Read the Senators’ full letter here or below:

Dear Postmaster DeJoy,

Millions of veterans rely on timely deliveries from the United States Postal Service (USPS) to receive their prescription medications from the Department of Veterans Affairs (VA). Recent operational changes you ordered at USPS are needlessly delaying veterans’ access to life-saving prescriptions, when the health and lives of Americans are already at high risk due to the COVID-19 pandemic.

VA fills about 80 percent of veteran prescriptions by mail, due to the high accuracy and lower processing costs of the Department’s mail-order pharmacy service, the Consolidated Mail Outpatient Pharmacy (CMOP). The VA CMOP fills almost 120 million prescriptions a year, with deliveries arriving daily to about 330,000 veterans across the country.
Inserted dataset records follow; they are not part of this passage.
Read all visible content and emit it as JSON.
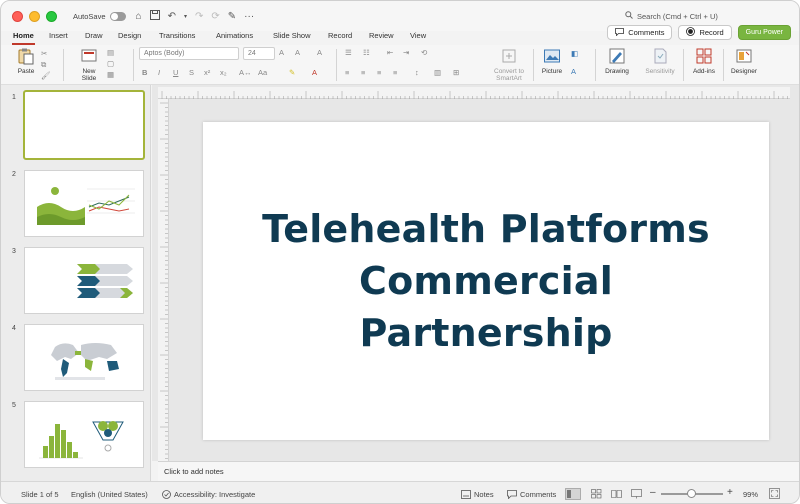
{
  "titlebar": {
    "autosave_label": "AutoSave",
    "search_placeholder": "Search (Cmd + Ctrl + U)"
  },
  "tabs": [
    "Home",
    "Insert",
    "Draw",
    "Design",
    "Transitions",
    "Animations",
    "Slide Show",
    "Record",
    "Review",
    "View"
  ],
  "ribbon_right": {
    "comments": "Comments",
    "record": "Record",
    "guru": "Guru Power"
  },
  "ribbon": {
    "paste": "Paste",
    "new_slide_1": "New",
    "new_slide_2": "Slide",
    "font_name": "Aptos (Body)",
    "font_size": "24",
    "convert_1": "Convert to",
    "convert_2": "SmartArt",
    "picture": "Picture",
    "drawing": "Drawing",
    "sensitivity": "Sensitivity",
    "addins": "Add-ins",
    "designer": "Designer"
  },
  "thumbnails": [
    {
      "num": "1"
    },
    {
      "num": "2"
    },
    {
      "num": "3"
    },
    {
      "num": "4"
    },
    {
      "num": "5"
    }
  ],
  "slide": {
    "title_line1": "Telehealth Platforms",
    "title_line2": "Commercial",
    "title_line3": "Partnership"
  },
  "notes_placeholder": "Click to add notes",
  "statusbar": {
    "slide_count": "Slide 1 of 5",
    "language": "English (United States)",
    "accessibility": "Accessibility: Investigate",
    "notes": "Notes",
    "comments": "Comments",
    "zoom": "99%"
  },
  "colors": {
    "accent_red": "#c0392b",
    "title_navy": "#0f3a52",
    "guru_green": "#79b540",
    "thumb_selected": "#a4b43a"
  }
}
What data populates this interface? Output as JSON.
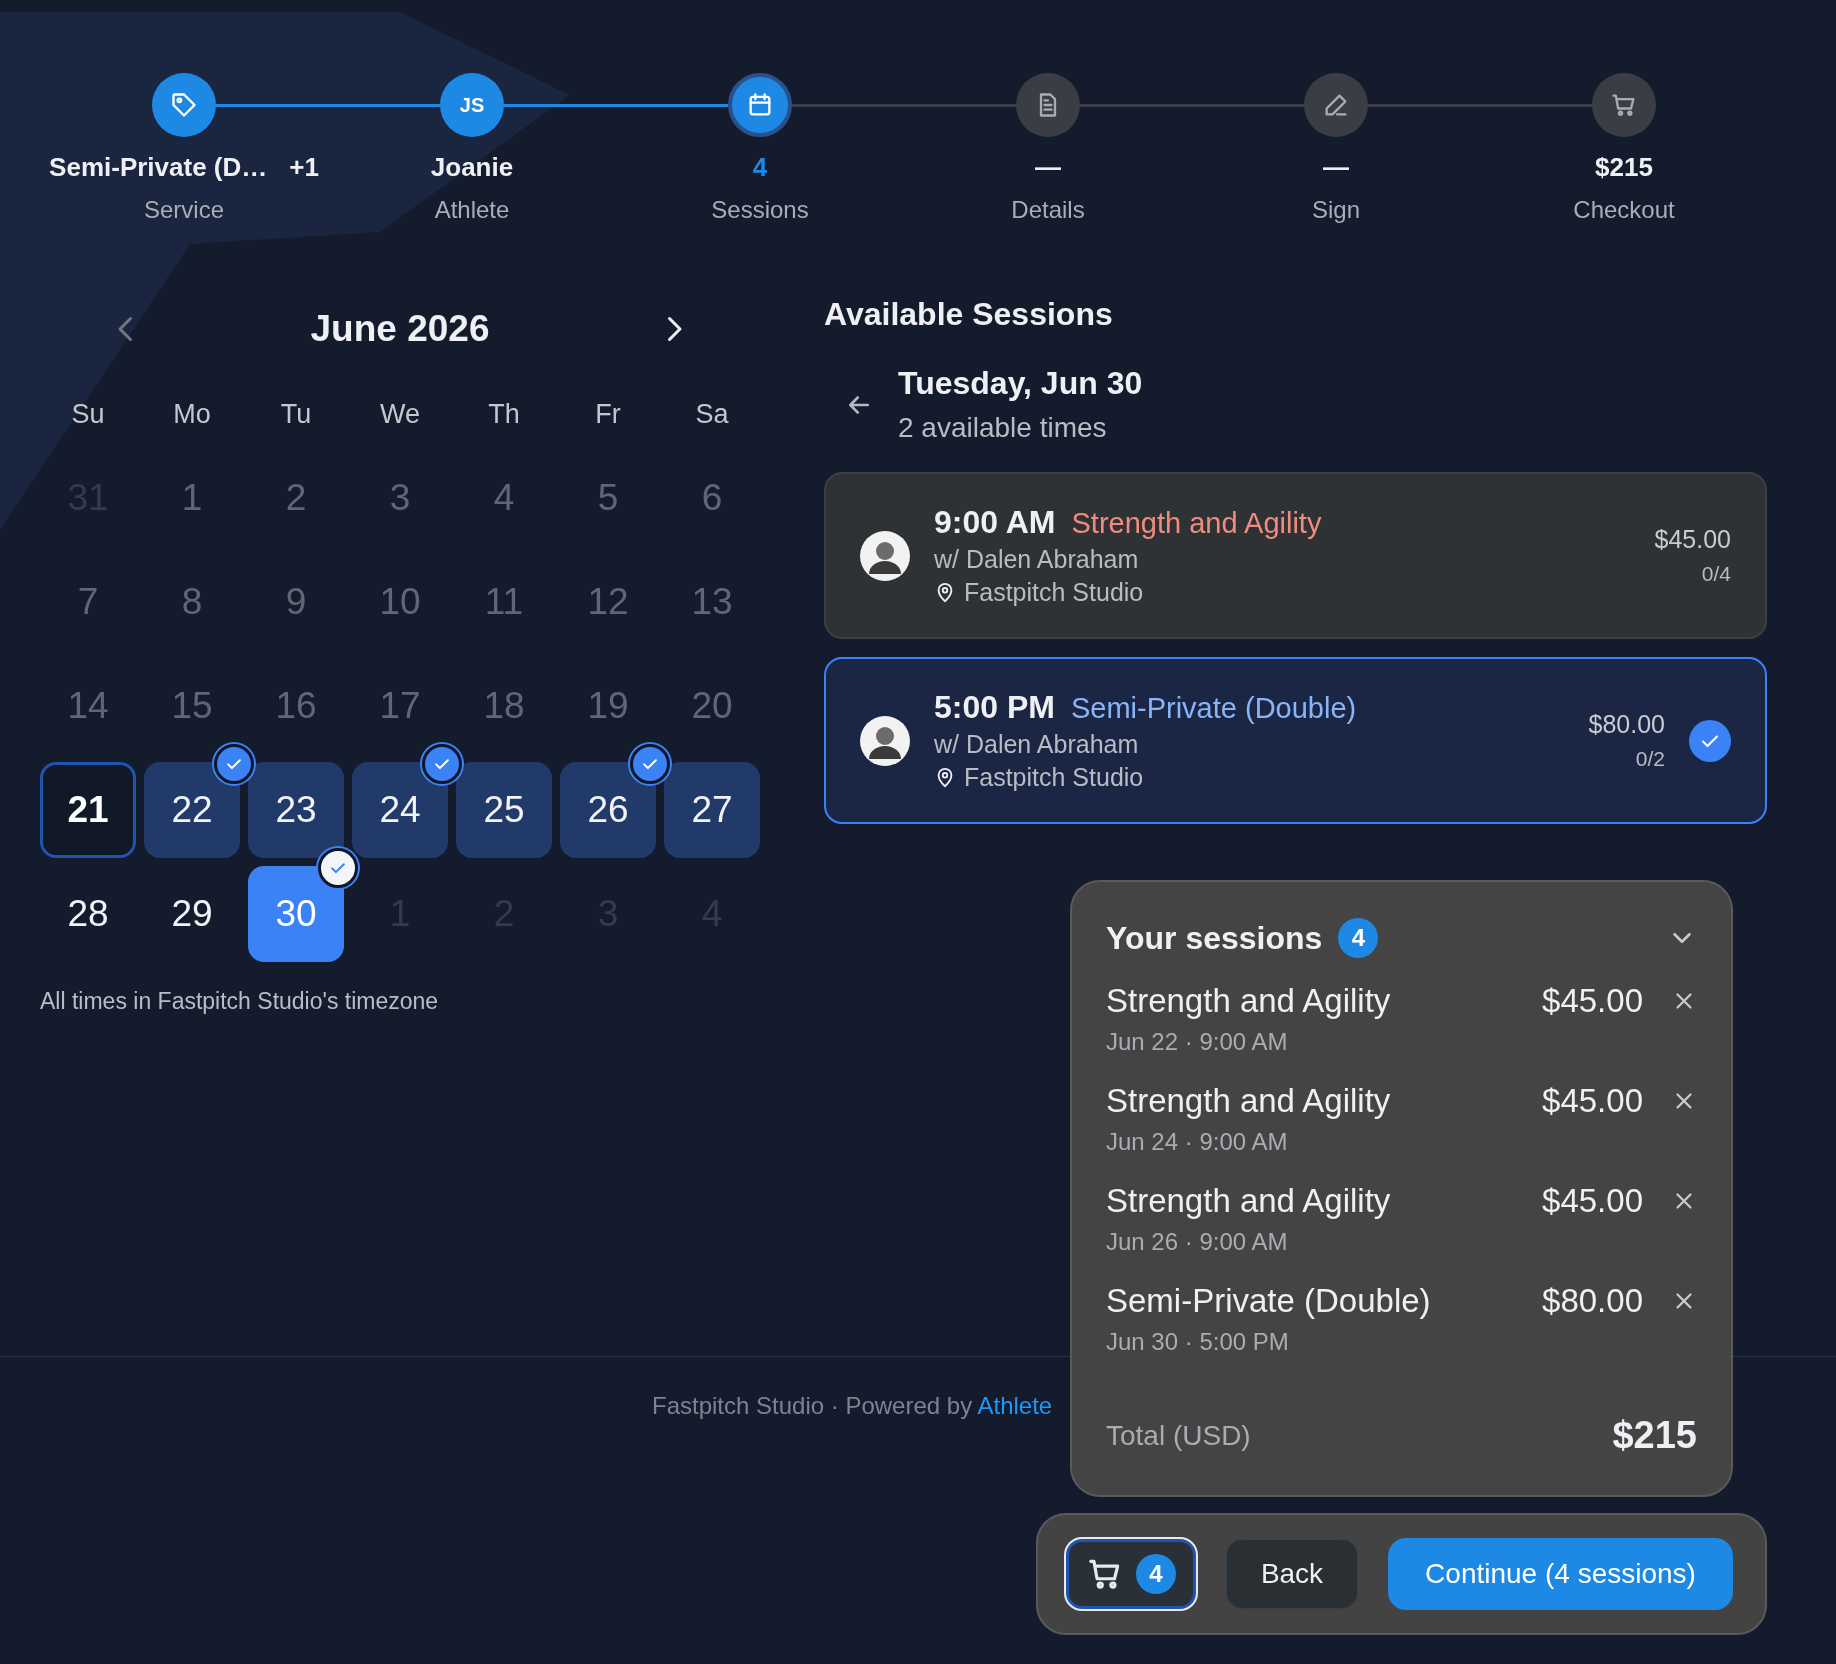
{
  "steps": [
    {
      "value": "Semi-Private (D…",
      "extra": "+1",
      "label": "Service",
      "kind": "done"
    },
    {
      "initials": "JS",
      "value": "Joanie",
      "label": "Athlete",
      "kind": "done"
    },
    {
      "value": "4",
      "label": "Sessions",
      "kind": "current"
    },
    {
      "value": "—",
      "label": "Details",
      "kind": "pending"
    },
    {
      "value": "—",
      "label": "Sign",
      "kind": "pending"
    },
    {
      "value": "$215",
      "label": "Checkout",
      "kind": "pending"
    }
  ],
  "calendar": {
    "month": "June 2026",
    "weekdays": [
      "Su",
      "Mo",
      "Tu",
      "We",
      "Th",
      "Fr",
      "Sa"
    ],
    "days": [
      {
        "label": "31",
        "kind": "outside",
        "selected": false,
        "booked": false
      },
      {
        "label": "1",
        "kind": "past",
        "selected": false,
        "booked": false
      },
      {
        "label": "2",
        "kind": "past",
        "selected": false,
        "booked": false
      },
      {
        "label": "3",
        "kind": "past",
        "selected": false,
        "booked": false
      },
      {
        "label": "4",
        "kind": "past",
        "selected": false,
        "booked": false
      },
      {
        "label": "5",
        "kind": "past",
        "selected": false,
        "booked": false
      },
      {
        "label": "6",
        "kind": "past",
        "selected": false,
        "booked": false
      },
      {
        "label": "7",
        "kind": "past",
        "selected": false,
        "booked": false
      },
      {
        "label": "8",
        "kind": "past",
        "selected": false,
        "booked": false
      },
      {
        "label": "9",
        "kind": "past",
        "selected": false,
        "booked": false
      },
      {
        "label": "10",
        "kind": "past",
        "selected": false,
        "booked": false
      },
      {
        "label": "11",
        "kind": "past",
        "selected": false,
        "booked": false
      },
      {
        "label": "12",
        "kind": "past",
        "selected": false,
        "booked": false
      },
      {
        "label": "13",
        "kind": "past",
        "selected": false,
        "booked": false
      },
      {
        "label": "14",
        "kind": "past",
        "selected": false,
        "booked": false
      },
      {
        "label": "15",
        "kind": "past",
        "selected": false,
        "booked": false
      },
      {
        "label": "16",
        "kind": "past",
        "selected": false,
        "booked": false
      },
      {
        "label": "17",
        "kind": "past",
        "selected": false,
        "booked": false
      },
      {
        "label": "18",
        "kind": "past",
        "selected": false,
        "booked": false
      },
      {
        "label": "19",
        "kind": "past",
        "selected": false,
        "booked": false
      },
      {
        "label": "20",
        "kind": "past",
        "selected": false,
        "booked": false
      },
      {
        "label": "21",
        "kind": "today",
        "selected": false,
        "booked": false
      },
      {
        "label": "22",
        "kind": "available",
        "selected": false,
        "booked": true
      },
      {
        "label": "23",
        "kind": "available",
        "selected": false,
        "booked": false
      },
      {
        "label": "24",
        "kind": "available",
        "selected": false,
        "booked": true
      },
      {
        "label": "25",
        "kind": "available",
        "selected": false,
        "booked": false
      },
      {
        "label": "26",
        "kind": "available",
        "selected": false,
        "booked": true
      },
      {
        "label": "27",
        "kind": "available",
        "selected": false,
        "booked": false
      },
      {
        "label": "28",
        "kind": "open",
        "selected": false,
        "booked": false
      },
      {
        "label": "29",
        "kind": "open",
        "selected": false,
        "booked": false
      },
      {
        "label": "30",
        "kind": "available",
        "selected": true,
        "booked": true
      },
      {
        "label": "1",
        "kind": "outside",
        "selected": false,
        "booked": false
      },
      {
        "label": "2",
        "kind": "outside",
        "selected": false,
        "booked": false
      },
      {
        "label": "3",
        "kind": "outside",
        "selected": false,
        "booked": false
      },
      {
        "label": "4",
        "kind": "outside",
        "selected": false,
        "booked": false
      }
    ],
    "note": "All times in Fastpitch Studio's timezone"
  },
  "available": {
    "title": "Available Sessions",
    "date": "Tuesday, Jun 30",
    "count": "2 available times",
    "sessions": [
      {
        "time": "9:00 AM",
        "name": "Strength and Agility",
        "color": "#f28b7d",
        "coach": "w/ Dalen Abraham",
        "location": "Fastpitch Studio",
        "price": "$45.00",
        "spots": "0/4",
        "selected": false
      },
      {
        "time": "5:00 PM",
        "name": "Semi-Private (Double)",
        "color": "#8ab4f8",
        "coach": "w/ Dalen Abraham",
        "location": "Fastpitch Studio",
        "price": "$80.00",
        "spots": "0/2",
        "selected": true
      }
    ]
  },
  "footer": {
    "text": "Fastpitch Studio · Powered by ",
    "link": "Athlete"
  },
  "summary": {
    "title": "Your sessions",
    "count": "4",
    "items": [
      {
        "name": "Strength and Agility",
        "price": "$45.00",
        "detail": "Jun 22 · 9:00 AM"
      },
      {
        "name": "Strength and Agility",
        "price": "$45.00",
        "detail": "Jun 24 · 9:00 AM"
      },
      {
        "name": "Strength and Agility",
        "price": "$45.00",
        "detail": "Jun 26 · 9:00 AM"
      },
      {
        "name": "Semi-Private (Double)",
        "price": "$80.00",
        "detail": "Jun 30 · 5:00 PM"
      }
    ],
    "total_label": "Total (USD)",
    "total": "$215"
  },
  "actions": {
    "cart_count": "4",
    "back": "Back",
    "continue": "Continue (4 sessions)"
  }
}
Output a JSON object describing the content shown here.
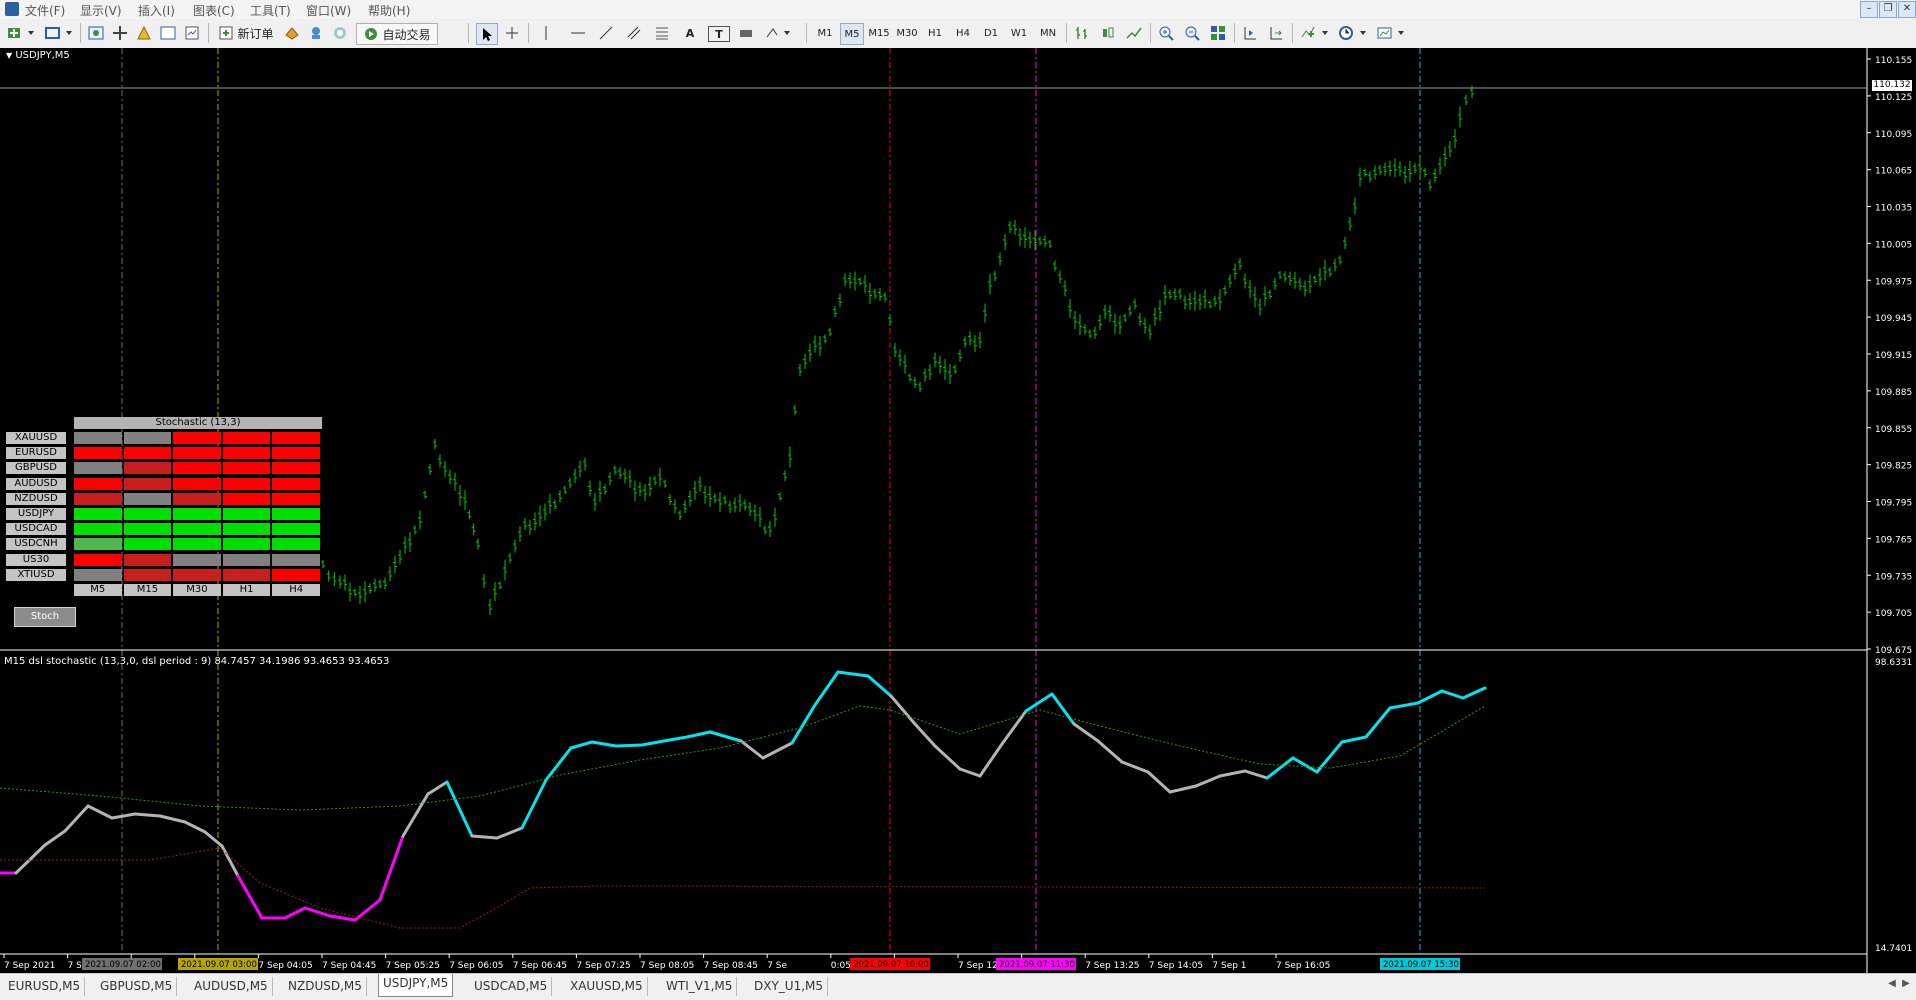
{
  "menu": [
    "文件(F)",
    "显示(V)",
    "插入(I)",
    "图表(C)",
    "工具(T)",
    "窗口(W)",
    "帮助(H)"
  ],
  "toolbar": {
    "new_order": "新订单",
    "auto_trade": "自动交易",
    "text_tool": "A",
    "text_label_tool": "T",
    "timeframes": [
      "M1",
      "M5",
      "M15",
      "M30",
      "H1",
      "H4",
      "D1",
      "W1",
      "MN"
    ],
    "active_timeframe": "M5"
  },
  "chart": {
    "symbol_title": "USDJPY,M5",
    "price_axis": [
      "110.155",
      "110.125",
      "110.095",
      "110.065",
      "110.035",
      "110.005",
      "109.975",
      "109.945",
      "109.915",
      "109.885",
      "109.855",
      "109.825",
      "109.795",
      "109.765",
      "109.735",
      "109.705",
      "109.675"
    ],
    "current_price": "110.132",
    "indicator_title": "M15 dsl stochastic (13,3,0, dsl period : 9) 84.7457 34.1986 93.4653 93.4653",
    "indicator_axis_top": "98.6331",
    "indicator_axis_bottom": "14.7401",
    "time_axis": [
      "7 Sep 2021",
      "7 Sep 02:45",
      "2:05",
      "7 Sep 03:25",
      "7 Sep 04:05",
      "7 Sep 04:45",
      "7 Sep 05:25",
      "7 Sep 06:05",
      "7 Sep 06:45",
      "7 Sep 07:25",
      "7 Sep 08:05",
      "7 Sep 08:45",
      "7 Se",
      "0:05",
      "7 Sep 1",
      "7 Sep 12:05",
      "7 Sep 12:45",
      "7 Sep 13:25",
      "7 Sep 14:05",
      "7 Sep 1",
      "7 Sep 16:05"
    ],
    "time_markers": [
      {
        "label": "2021.09.07 02:00",
        "color": "#707070"
      },
      {
        "label": "2021.09.07 03:00",
        "color": "#b5a600"
      },
      {
        "label": "2021.09.07 10:00",
        "color": "#ff0000"
      },
      {
        "label": "2021.09.07 11:30",
        "color": "#ff00ff"
      },
      {
        "label": "2021.09.07 15:30",
        "color": "#00c8d8"
      }
    ]
  },
  "stoch_table": {
    "title": "Stochastic (13,3)",
    "rows": [
      "XAUUSD",
      "EURUSD",
      "GBPUSD",
      "AUDUSD",
      "NZDUSD",
      "USDJPY",
      "USDCAD",
      "USDCNH",
      "US30",
      "XTIUSD"
    ],
    "columns": [
      "M5",
      "M15",
      "M30",
      "H1",
      "H4"
    ],
    "cells": [
      [
        "gray",
        "gray",
        "red",
        "red",
        "red"
      ],
      [
        "red",
        "red",
        "red",
        "red",
        "red"
      ],
      [
        "gray",
        "dkred",
        "red",
        "red",
        "red"
      ],
      [
        "red",
        "dkred",
        "red",
        "red",
        "red"
      ],
      [
        "dkred",
        "gray",
        "dkred",
        "red",
        "red"
      ],
      [
        "green",
        "green",
        "green",
        "green",
        "green"
      ],
      [
        "green",
        "green",
        "green",
        "green",
        "green"
      ],
      [
        "dkgreen",
        "green",
        "green",
        "green",
        "green"
      ],
      [
        "red",
        "dkred",
        "gray",
        "gray",
        "gray"
      ],
      [
        "gray",
        "dkred",
        "dkred",
        "dkred",
        "red"
      ]
    ],
    "button": "Stoch"
  },
  "colors": {
    "candle": "#00c800",
    "red": "#ff0000",
    "dkred": "#c81e1e",
    "gray": "#808080",
    "green": "#00e000",
    "dkgreen": "#4db84d",
    "stoch_up": "#00e5ee",
    "stoch_neutral": "#b4b4b4",
    "stoch_down": "#ff00ff"
  },
  "tabs": [
    "EURUSD,M5",
    "GBPUSD,M5",
    "AUDUSD,M5",
    "NZDUSD,M5",
    "USDJPY,M5",
    "USDCAD,M5",
    "XAUUSD,M5",
    "WTI_V1,M5",
    "DXY_U1,M5"
  ],
  "active_tab": "USDJPY,M5"
}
Veterans and the VA rely on USPS for timely delivery of these prescriptions, since approximately 90 percent of CMOP packages are shipped to veterans by the Postal Service. VA’s mail-order pharmacy service is also extremely popular among veterans, with an “among the best” rating in customer satisfaction according to the J.D. Power U.S. Pharmacy Study.

However, since you directed USPS to institute harmful operational changes that have restricted mail movement and limited carriers’ ability to timely deliver mail, we have received many troubling reports from veterans waiting weeks for their prescriptions to arrive due to delays at USPS. VA’s website states that “prescriptions usually arrive within 3 to 5 days.” Veterans and VA staff have said that as of recently, these medications are often taking weeks to be delivered and causing veterans to miss doses of vital medications. Most troubling is that these delays appear to be entirely avoidable. Veterans and the VA should be able to count on USPS for the timely delivery of essential prescription drugs.

Access to prescription medications is especially integral during the COVID-19 pandemic when routine health care appointments may be delayed or cancelled. No veteran should have to wonder when their antidepressant or blood pressure medication may arrive – and the effects can be devastating if doses are missed. Thousands of veterans, including more than 2,200 veterans who were VA patients, have already died from the novel coronavirus. USPS needs to immediately cease operational changes that are causing mail delays so that veterans do not needlessly suffer from illnesses exacerbated by delayed medication deliveries.

Those who gave so much to serve this country should be able to count on the nation’s Postal Service to deliver their medications in a timely manner. We request that the Postal Service examine the impact of its recent operational and policy changes on veterans’ access to prescription drugs, and work with VA to ensure no veteran suffers from further medication delivery delays.